Microblogging phenomenon Twitter, which has dramatically transformed the way people on the internet interact with each other, has been named the most popular English word of the year, according to researchers.

The Global Language Monitor, a text-based group, has released a list of 15 words that were at the centrepiece of the majority of the big stories across the globe.

The word, Twitter, was found to be more popular than some of the prominent newsmakers of the year, including ‘Obama’ and ‘H1N1’, the scientific nomenclature of the swine flu virus that hit a major part of the world.

Other words that have made it to the list of most popular words were more or less related to global economic crisis. These include words like "stimulus" - a term given to huge bail-out packages provided by the government to financially tormented corporate houses and companies - "deficit", "bonus", and "foreclosure".

In addition, words from other fidgety domains which were under the lens of various news agencies throughout the year include "vampire", "hadron", and "unemployed".

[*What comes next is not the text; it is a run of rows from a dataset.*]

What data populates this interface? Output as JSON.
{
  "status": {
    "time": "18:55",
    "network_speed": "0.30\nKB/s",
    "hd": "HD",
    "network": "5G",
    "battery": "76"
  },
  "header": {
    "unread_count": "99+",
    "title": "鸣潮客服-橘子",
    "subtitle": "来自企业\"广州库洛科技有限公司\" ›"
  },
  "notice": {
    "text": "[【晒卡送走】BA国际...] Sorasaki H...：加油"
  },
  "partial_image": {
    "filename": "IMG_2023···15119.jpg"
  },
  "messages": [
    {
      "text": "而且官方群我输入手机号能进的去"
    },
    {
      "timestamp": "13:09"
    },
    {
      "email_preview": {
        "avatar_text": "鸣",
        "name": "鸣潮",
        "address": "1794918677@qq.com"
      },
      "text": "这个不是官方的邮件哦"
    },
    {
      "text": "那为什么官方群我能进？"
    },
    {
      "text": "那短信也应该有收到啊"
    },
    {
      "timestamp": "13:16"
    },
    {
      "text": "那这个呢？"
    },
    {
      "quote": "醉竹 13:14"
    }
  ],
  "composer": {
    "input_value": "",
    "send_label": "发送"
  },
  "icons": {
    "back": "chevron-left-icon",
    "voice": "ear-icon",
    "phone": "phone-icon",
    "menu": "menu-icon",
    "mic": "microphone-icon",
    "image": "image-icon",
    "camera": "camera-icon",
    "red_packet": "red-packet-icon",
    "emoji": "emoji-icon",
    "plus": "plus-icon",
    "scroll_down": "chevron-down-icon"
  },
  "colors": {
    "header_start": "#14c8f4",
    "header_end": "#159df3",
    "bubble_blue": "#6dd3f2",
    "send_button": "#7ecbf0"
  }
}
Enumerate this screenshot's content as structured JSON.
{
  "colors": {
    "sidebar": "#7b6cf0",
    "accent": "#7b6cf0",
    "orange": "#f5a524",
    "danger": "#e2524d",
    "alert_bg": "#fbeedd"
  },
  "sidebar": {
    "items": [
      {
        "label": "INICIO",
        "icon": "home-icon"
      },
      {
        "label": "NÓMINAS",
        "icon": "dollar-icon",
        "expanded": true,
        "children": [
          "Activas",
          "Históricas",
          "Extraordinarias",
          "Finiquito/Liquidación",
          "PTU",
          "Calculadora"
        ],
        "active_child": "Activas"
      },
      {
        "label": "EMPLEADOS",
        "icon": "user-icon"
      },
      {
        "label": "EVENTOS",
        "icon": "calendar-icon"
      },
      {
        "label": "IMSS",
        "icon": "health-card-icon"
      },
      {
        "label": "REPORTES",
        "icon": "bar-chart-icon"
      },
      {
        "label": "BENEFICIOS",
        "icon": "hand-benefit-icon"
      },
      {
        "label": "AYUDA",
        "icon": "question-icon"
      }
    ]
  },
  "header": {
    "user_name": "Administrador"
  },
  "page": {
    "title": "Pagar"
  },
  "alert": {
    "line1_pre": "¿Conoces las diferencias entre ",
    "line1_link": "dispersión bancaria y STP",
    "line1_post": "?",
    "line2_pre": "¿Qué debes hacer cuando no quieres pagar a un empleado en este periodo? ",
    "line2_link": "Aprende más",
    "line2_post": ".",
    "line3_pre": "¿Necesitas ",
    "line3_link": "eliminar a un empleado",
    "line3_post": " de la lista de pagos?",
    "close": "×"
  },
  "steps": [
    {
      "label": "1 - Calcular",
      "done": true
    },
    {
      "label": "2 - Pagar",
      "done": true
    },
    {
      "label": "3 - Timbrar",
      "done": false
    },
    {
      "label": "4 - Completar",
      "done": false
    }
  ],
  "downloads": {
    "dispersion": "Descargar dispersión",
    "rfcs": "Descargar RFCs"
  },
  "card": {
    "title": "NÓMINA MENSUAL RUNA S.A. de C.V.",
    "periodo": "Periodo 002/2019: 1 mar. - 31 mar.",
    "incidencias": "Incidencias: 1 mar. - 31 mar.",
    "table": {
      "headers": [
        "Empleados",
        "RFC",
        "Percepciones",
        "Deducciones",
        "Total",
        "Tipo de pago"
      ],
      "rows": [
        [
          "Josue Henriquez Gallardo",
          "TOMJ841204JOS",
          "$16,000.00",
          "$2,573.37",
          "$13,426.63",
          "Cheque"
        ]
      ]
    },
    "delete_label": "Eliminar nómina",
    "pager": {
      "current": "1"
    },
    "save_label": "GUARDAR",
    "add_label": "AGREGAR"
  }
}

Commenting upon the revelations about the most popular word of the year, Paul Payack, president of the language monitor firm, said: "In a year dominated by world-shaking political events, a pandemic, the after effects of a financial tsunami and the death of a revered pop icon, the word Twitter stands above all the other words."

Our Comments

Twitter has become a favourite word amongst web users and is used indiscriminately to define an action and a service. Microblogging has significantly changed the way many of us interact, for better or for worse, and has caused Twitter's rivals to wake up to real time search.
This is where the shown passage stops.